Overall, the LinkBuds have above-average clarity. Timbre and treble notes are generally bright and not muffled, but the lack of a seal and its design that exposes the ear canal to the environment would have made it challenging to deliver deep bass.

I must confess I am not a serious audiophile. I am a regular guy with an interest in the latest gadgets, try a few of them on and off, and expect the best of them. I tested the LinkBuds over Spotify and YouTube music streaming at 1080p on ensemble classical, jazz, contemporary pop, and rock playlists.

Jazz and classical pieces generally reflected the aural expertise of Sony. The cymbals and piano came through clearly. The strumming of the guitar was not a muffled mess and there was some bass, but it lacked the punch one might expect from occluded earbuds.

Listening to more contemporary pop and rock pieces amplified the lack of bass. There was also greater loss of clarity with the heavier mix of bass and treble. I personally do like some thump with my music, so I was not very satisfied with the output on the lower frequencies.

I passed the earbuds to a friend to try, though, and said friend was pretty happy as someone who is into a more neutral sound.

The Sony LinkBuds did a decent job with calls. The other party could hear me clearly even though I was out and about heading to a mall. I was quite aware of my surroundings without having to stop the conversation while taking a call. It was also helpful that the LinkBuds would pause whatever it was playing whenever someone tried to speak to me.

In short, the LinkBuds are perfect for productivity, when you might find yourself discussing matters with a colleague next to you while on a Zoom call.

I checked in with the conversation partner who uses a pair of Apple AirPods, and asked if I sounded clearer through the LinkBuds or AirPods. The verdict? The LinkBuds might even sound a little clearer, especially when I was passing by some excavators at work a distance away.

The LinkBuds feature something called Wide Area Tap. I can tap my earlobes (which would be just in front of where the bulbous part of the buds sit), and use that to pause a song, or control volume. Interesting enough, but I am satisfied enough tapping on the buds itself.

The LinkBuds are IPX4 rated to withstand splashes. I was not prepared to bring a test device into a run in the rain, but running with the buds in general did go well.

To charge the device, return the earbuds back to the case with its connector pins on the underside of each bud facing down, aligned to the grooves of the charging case. A multicolour LED light indicates the battery level and charging status.

The LinkBuds claim to run about six hours from a full charge, a figure that I would put as five-and-a-half hours, in my tests.

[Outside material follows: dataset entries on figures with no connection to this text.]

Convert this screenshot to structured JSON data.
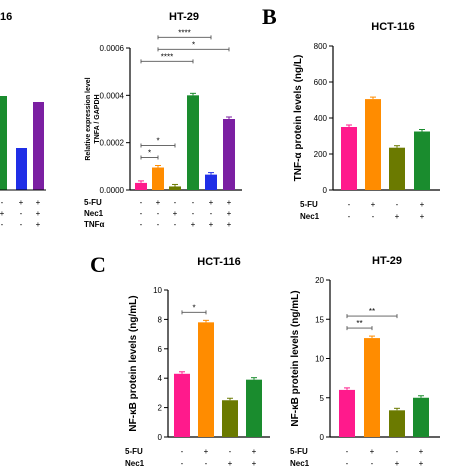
{
  "panel_letters": {
    "b": "B",
    "c": "C"
  },
  "chart_data": [
    {
      "id": "left-crop",
      "type": "bar",
      "title": "16",
      "bar_tops": [
        96,
        148,
        102
      ],
      "bar_colors": [
        "#1a8c2e",
        "#1f2ee6",
        "#7b1fa2"
      ],
      "rows": [
        {
          "label": "",
          "values": [
            "-",
            "+",
            "+"
          ]
        },
        {
          "label": "",
          "values": [
            "+",
            "-",
            "+"
          ]
        },
        {
          "label": "",
          "values": [
            "-",
            "-",
            "+"
          ]
        }
      ]
    },
    {
      "id": "ht29-tnfa-mrna",
      "type": "bar",
      "title": "HT-29",
      "ylabel": [
        "Relative expression level",
        "TNFA / GAPDH"
      ],
      "ylim": [
        0,
        0.0006
      ],
      "yticks": [
        "0.0000",
        "0.0002",
        "0.0004",
        "0.0006"
      ],
      "ytick_values": [
        0,
        0.0002,
        0.0004,
        0.0006
      ],
      "values": [
        3e-05,
        9.5e-05,
        1.5e-05,
        0.0004,
        6.5e-05,
        0.0003
      ],
      "colors": [
        "#ff1a8c",
        "#ff8c00",
        "#6b7a00",
        "#1a8c2e",
        "#1f2ee6",
        "#7b1fa2"
      ],
      "rows": [
        {
          "label": "5-FU",
          "values": [
            "-",
            "+",
            "-",
            "-",
            "+",
            "+"
          ]
        },
        {
          "label": "Nec1",
          "values": [
            "-",
            "-",
            "+",
            "-",
            "-",
            "+"
          ]
        },
        {
          "label": "TNFα",
          "values": [
            "-",
            "-",
            "-",
            "+",
            "+",
            "+"
          ]
        }
      ],
      "significance": [
        {
          "from": 0,
          "to": 1,
          "label": "*"
        },
        {
          "from": 0,
          "to": 2,
          "label": "*"
        },
        {
          "from": 0,
          "to": 3,
          "label": "****"
        },
        {
          "from": 1,
          "to": 5,
          "label": "*"
        },
        {
          "from": 1,
          "to": 4,
          "label": "****"
        }
      ]
    },
    {
      "id": "hct116-tnfa-protein",
      "type": "bar",
      "title": "HCT-116",
      "ylabel": "TNF-α protein levels (ng/L)",
      "ylim": [
        0,
        800
      ],
      "yticks": [
        "0",
        "200",
        "400",
        "600",
        "800"
      ],
      "ytick_values": [
        0,
        200,
        400,
        600,
        800
      ],
      "values": [
        350,
        505,
        235,
        325
      ],
      "colors": [
        "#ff1a8c",
        "#ff8c00",
        "#6b7a00",
        "#1a8c2e"
      ],
      "rows": [
        {
          "label": "5-FU",
          "values": [
            "-",
            "+",
            "-",
            "+"
          ]
        },
        {
          "label": "Nec1",
          "values": [
            "-",
            "-",
            "+",
            "+"
          ]
        }
      ],
      "significance": []
    },
    {
      "id": "hct116-nfkb-protein",
      "type": "bar",
      "title": "HCT-116",
      "ylabel": "NF-κB protein levels (ng/mL)",
      "ylim": [
        0,
        10
      ],
      "yticks": [
        "0",
        "2",
        "4",
        "6",
        "8",
        "10"
      ],
      "ytick_values": [
        0,
        2,
        4,
        6,
        8,
        10
      ],
      "values": [
        4.3,
        7.8,
        2.5,
        3.9
      ],
      "colors": [
        "#ff1a8c",
        "#ff8c00",
        "#6b7a00",
        "#1a8c2e"
      ],
      "rows": [
        {
          "label": "5-FU",
          "values": [
            "-",
            "+",
            "-",
            "+"
          ]
        },
        {
          "label": "Nec1",
          "values": [
            "-",
            "-",
            "+",
            "+"
          ]
        }
      ],
      "significance": [
        {
          "from": 0,
          "to": 1,
          "label": "*"
        }
      ]
    },
    {
      "id": "ht29-nfkb-protein",
      "type": "bar",
      "title": "HT-29",
      "ylabel": "NF-κB protein levels (ng/mL)",
      "ylim": [
        0,
        20
      ],
      "yticks": [
        "0",
        "5",
        "10",
        "15",
        "20"
      ],
      "ytick_values": [
        0,
        5,
        10,
        15,
        20
      ],
      "values": [
        6.0,
        12.6,
        3.4,
        5.0
      ],
      "colors": [
        "#ff1a8c",
        "#ff8c00",
        "#6b7a00",
        "#1a8c2e"
      ],
      "rows": [
        {
          "label": "5-FU",
          "values": [
            "-",
            "+",
            "-",
            "+"
          ]
        },
        {
          "label": "Nec1",
          "values": [
            "-",
            "-",
            "+",
            "+"
          ]
        }
      ],
      "significance": [
        {
          "from": 0,
          "to": 1,
          "label": "**"
        },
        {
          "from": 0,
          "to": 2,
          "label": "**"
        }
      ]
    }
  ]
}
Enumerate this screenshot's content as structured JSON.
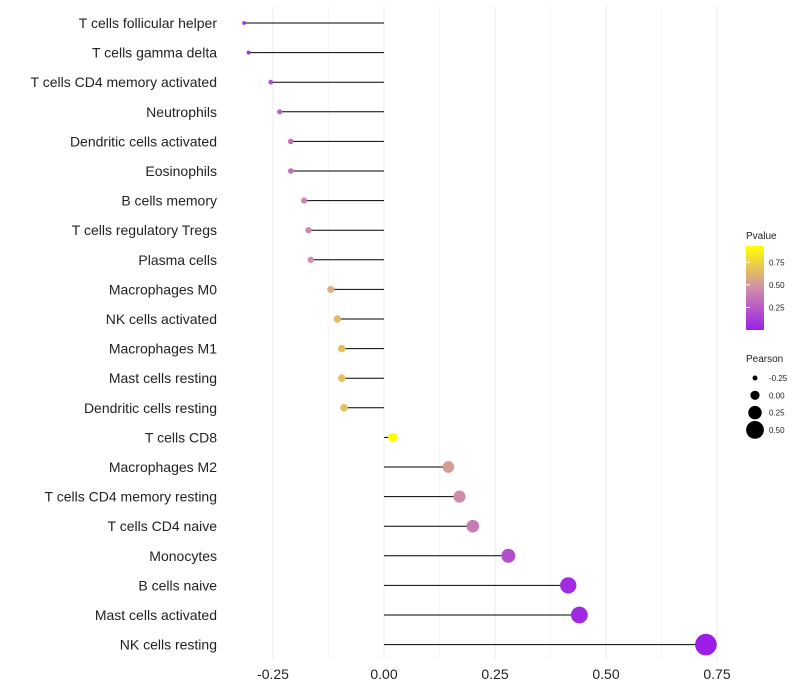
{
  "chart_data": {
    "type": "lollipop",
    "title": "",
    "xlabel": "",
    "ylabel": "",
    "xlim": [
      -0.35,
      0.77
    ],
    "xticks": [
      -0.25,
      0.0,
      0.25,
      0.5,
      0.75
    ],
    "xtick_labels": [
      "-0.25",
      "0.00",
      "0.25",
      "0.50",
      "0.75"
    ],
    "grid": "vertical",
    "points": [
      {
        "label": "T cells follicular helper",
        "pearson": -0.315,
        "pvalue": 0.06
      },
      {
        "label": "T cells gamma delta",
        "pearson": -0.305,
        "pvalue": 0.08
      },
      {
        "label": "T cells CD4 memory activated",
        "pearson": -0.255,
        "pvalue": 0.2
      },
      {
        "label": "Neutrophils",
        "pearson": -0.235,
        "pvalue": 0.28
      },
      {
        "label": "Dendritic cells activated",
        "pearson": -0.21,
        "pvalue": 0.34
      },
      {
        "label": "Eosinophils",
        "pearson": -0.21,
        "pvalue": 0.34
      },
      {
        "label": "B cells memory",
        "pearson": -0.18,
        "pvalue": 0.42
      },
      {
        "label": "T cells regulatory  Tregs",
        "pearson": -0.17,
        "pvalue": 0.44
      },
      {
        "label": "Plasma cells",
        "pearson": -0.165,
        "pvalue": 0.46
      },
      {
        "label": "Macrophages M0",
        "pearson": -0.12,
        "pvalue": 0.6
      },
      {
        "label": "NK cells activated",
        "pearson": -0.105,
        "pvalue": 0.64
      },
      {
        "label": "Macrophages M1",
        "pearson": -0.095,
        "pvalue": 0.67
      },
      {
        "label": "Mast cells resting",
        "pearson": -0.095,
        "pvalue": 0.67
      },
      {
        "label": "Dendritic cells resting",
        "pearson": -0.09,
        "pvalue": 0.68
      },
      {
        "label": "T cells CD8",
        "pearson": 0.02,
        "pvalue": 0.93
      },
      {
        "label": "Macrophages M2",
        "pearson": 0.145,
        "pvalue": 0.52
      },
      {
        "label": "T cells CD4 memory resting",
        "pearson": 0.17,
        "pvalue": 0.45
      },
      {
        "label": "T cells CD4 naive",
        "pearson": 0.2,
        "pvalue": 0.38
      },
      {
        "label": "Monocytes",
        "pearson": 0.28,
        "pvalue": 0.2
      },
      {
        "label": "B cells naive",
        "pearson": 0.415,
        "pvalue": 0.05
      },
      {
        "label": "Mast cells activated",
        "pearson": 0.44,
        "pvalue": 0.04
      },
      {
        "label": "NK cells resting",
        "pearson": 0.725,
        "pvalue": 0.001
      }
    ],
    "legend": {
      "color_title": "Pvalue",
      "color_range": [
        0.0,
        0.93
      ],
      "color_ticks": [
        0.25,
        0.5,
        0.75
      ],
      "color_tick_labels": [
        "0.25",
        "0.50",
        "0.75"
      ],
      "colors": [
        "#9b1fe8",
        "#d08fa8",
        "#ffff00"
      ],
      "size_title": "Pearson",
      "size_values": [
        -0.25,
        0.0,
        0.25,
        0.5
      ],
      "size_labels": [
        "-0.25",
        "0.00",
        "0.25",
        "0.50"
      ],
      "placement": "right"
    }
  }
}
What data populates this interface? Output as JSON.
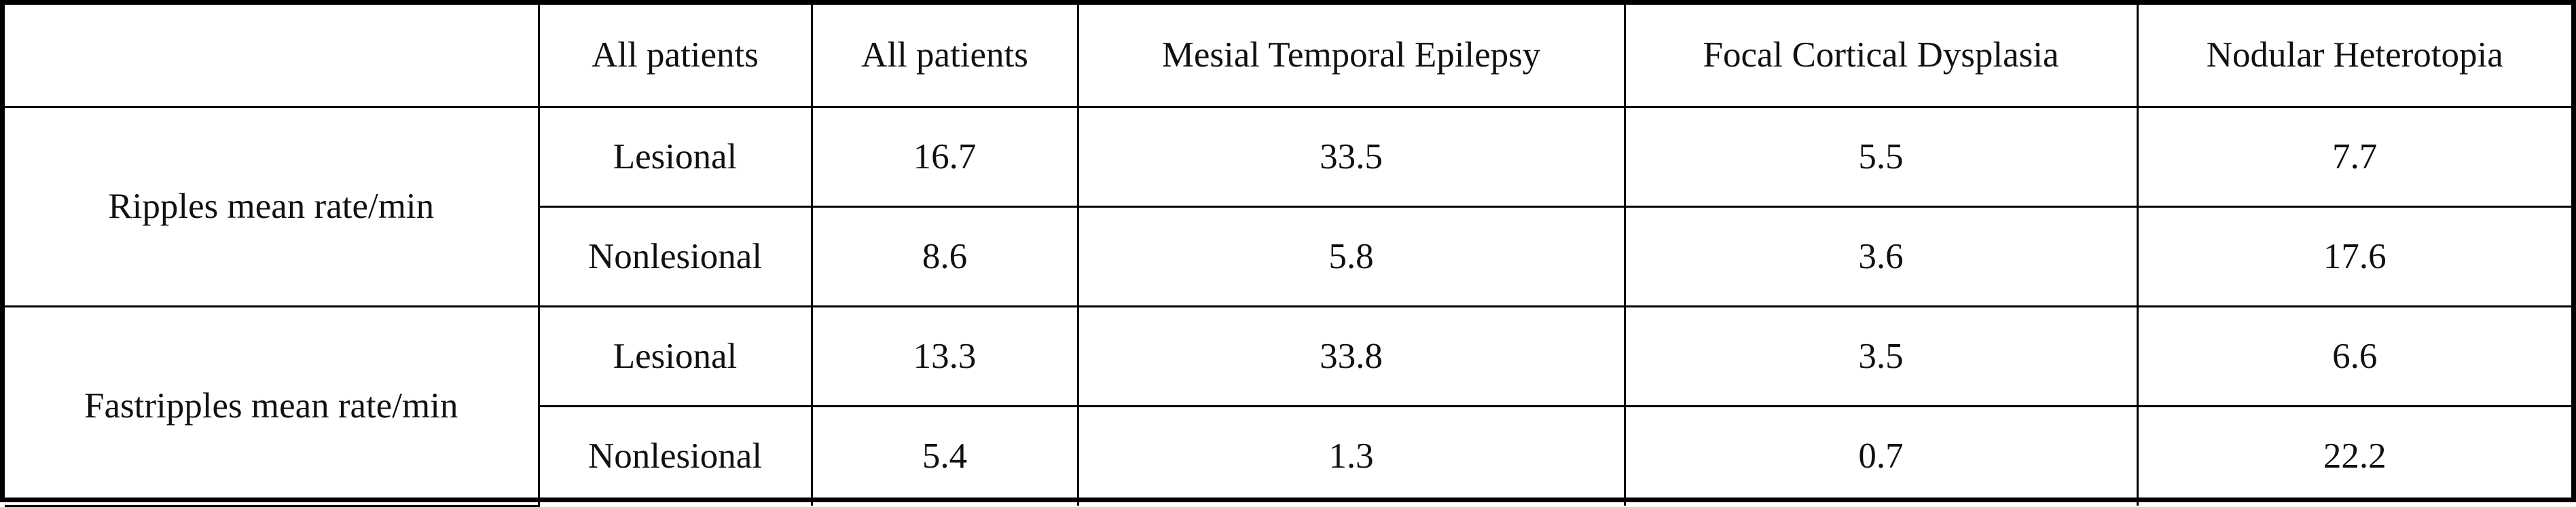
{
  "table": {
    "header": [
      "All patients",
      "All patients",
      "Mesial Temporal Epilepsy",
      "Focal Cortical Dysplasia",
      "Nodular Heterotopia"
    ],
    "groups": [
      {
        "label": "Ripples mean rate/min",
        "rows": [
          {
            "label": "Lesional",
            "values": [
              16.7,
              33.5,
              5.5,
              7.7
            ]
          },
          {
            "label": "Nonlesional",
            "values": [
              8.6,
              5.8,
              3.6,
              17.6
            ]
          }
        ]
      },
      {
        "label": "Fastripples mean rate/min",
        "rows": [
          {
            "label": "Lesional",
            "values": [
              13.3,
              33.8,
              3.5,
              6.6
            ]
          },
          {
            "label": "Nonlesional",
            "values": [
              5.4,
              1.3,
              0.7,
              22.2
            ]
          }
        ]
      }
    ]
  }
}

The Sony LinkBuds are a well-executed attempt at a decent unsealed earbuds experience. The sound quality is decent, the fit is nice and the device is light. The earbuds are a good option for those sensitive to using sealed earbuds for extended periods of time.

They are also an excellent productivity companion, as they are naturally designed for conversations with those next to you as well as those on the call.

Sealed earbuds would require some technological mediation to do this, and would not do it as effortlessly as the LinkBuds did. It also helped that the LinkBuds facilitated phone calls well.

For those seeking a good pair of earbuds for general listening, the LinkBuds are decent, but unlikely to outperform a good pair of headphones or sealed earbuds. Nevertheless, I am sure there are users who will value the more hygienic design of the LinkBuds, that also leaves one aware to approaching cyclists and vehicles.

With the LinkBuds, Sony is trying to carve a niche with unsealed, non noise-cancelling earbuds focused on delivering a quality experience to those actively trying not to eliminate background sound. For too long, these are typically entry-level, value-oriented entrants, and the LinkBuds represent a refreshing change.

While there is some room for improvement in bass response and clarity, I truly wish the product line has unlocked an addressable audience that has thus far been underserved, and find myself looking forward to the next entrant in the product line.